Using Large Language Model Annotations for Valid Downstream Statistical Inference in Social Science: Design-Based Semi-Supervised Learning

In computational social science (CSS), researchers analyze documents to explain social and political phenomena. In most scenarios, CSS researchers first obtain labels for documents and then explain labels using interpretable regression analyses in the second step. The recent advancements in large language models (LLMs) can lower costs for CSS research by annotating documents cheaply at scale, but such surrogate labels are often imperfect and biased. We present a new algorithm for using outputs from LLMs for downstream statistical analyses while guaranteeing statistical properties -- like asymptotic unbiasedness and proper uncertainty quantification -- which are fundamental to CSS research. We show that direct use of LLM-predicted surrogate labels in downstream statistical analyses leads to substantial bias and invalid confidence intervals, even with high surrogate accuracy of 80--90\%. To address this, we build on debiased machine learning to propose the design-based semi-supervised learning (DSL) estimator. DSL employs a doubly-robust procedure to combine surrogate labels with a smaller number of gold-standard labels. Our approach guarantees valid inference for downstream statistical analyses, even when surrogates are arbitrarily biased, without requiring stringent assumptions, by controlling the probability of sampling documents for gold-standard labeling. Both our theoretical analysis and experimental results show that DSL provides valid statistical inference while achieving root mean squared errors comparable to existing alternatives that focus only on prediction without statistical guarantees.

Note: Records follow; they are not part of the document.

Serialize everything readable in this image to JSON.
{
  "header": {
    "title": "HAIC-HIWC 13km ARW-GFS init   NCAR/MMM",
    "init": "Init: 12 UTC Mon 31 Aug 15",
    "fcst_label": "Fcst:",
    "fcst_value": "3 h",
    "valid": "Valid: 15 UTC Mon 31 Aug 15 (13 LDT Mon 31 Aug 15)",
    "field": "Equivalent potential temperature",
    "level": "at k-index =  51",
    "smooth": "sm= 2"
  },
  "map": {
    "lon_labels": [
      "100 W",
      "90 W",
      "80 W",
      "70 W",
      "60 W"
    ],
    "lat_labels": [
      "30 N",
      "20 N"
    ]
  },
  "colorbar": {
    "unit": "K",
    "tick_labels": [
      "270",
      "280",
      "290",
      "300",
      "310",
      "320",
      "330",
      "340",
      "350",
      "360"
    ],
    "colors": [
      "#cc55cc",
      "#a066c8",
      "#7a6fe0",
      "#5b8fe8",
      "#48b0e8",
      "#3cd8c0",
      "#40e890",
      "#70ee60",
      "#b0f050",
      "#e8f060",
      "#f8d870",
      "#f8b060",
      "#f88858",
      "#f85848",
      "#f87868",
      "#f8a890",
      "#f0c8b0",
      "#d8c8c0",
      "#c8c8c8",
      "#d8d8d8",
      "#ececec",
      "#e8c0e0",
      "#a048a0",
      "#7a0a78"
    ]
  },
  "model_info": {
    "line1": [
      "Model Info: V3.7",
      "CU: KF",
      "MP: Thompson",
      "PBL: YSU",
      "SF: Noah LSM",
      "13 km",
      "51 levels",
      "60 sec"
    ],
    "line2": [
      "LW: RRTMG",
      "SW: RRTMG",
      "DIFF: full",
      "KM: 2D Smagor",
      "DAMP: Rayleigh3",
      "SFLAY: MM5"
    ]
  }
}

翻译：在计算社会科学中，研究者通过分析文本来解释社会和政治现象。在大多数情况下，计算社会科学研究者首先获取文档标签，然后在第二步中使用可解释的回归分析来解释这些标签。大语言模型的最新进展能够以较低成本大规模标注文档，从而降低计算社会科学研究的成本，但这类替代标签往往不完善且存在偏差。我们提出了一种新算法，用于将大语言模型的输出应用于下游统计分析，同时保证统计性质——如渐近无偏性和适当的不确定性量化——这些性质是计算社会科学研究的基础。我们证明，直接在下游统计分析中使用大语言模型预测的替代标签会导致显著偏差和无效的置信区间，即使替代准确率高达80–90%。为了解决这一问题，我们基于去偏机器学习，提出了基于设计的半监督学习估计量。DSL采用双稳健程序，将替代标签与较少的金标准标签相结合。我们的方法能够保证下游统计分析的推断有效性，即使替代标签存在任意偏差，也无需严格假设，只需控制用于金标准标注的文档抽样概率。我们的理论分析和实验结果均表明，DSL在提供有效统计推断的同时，其均方根误差与仅关注预测而无统计保证的现有替代方法相当。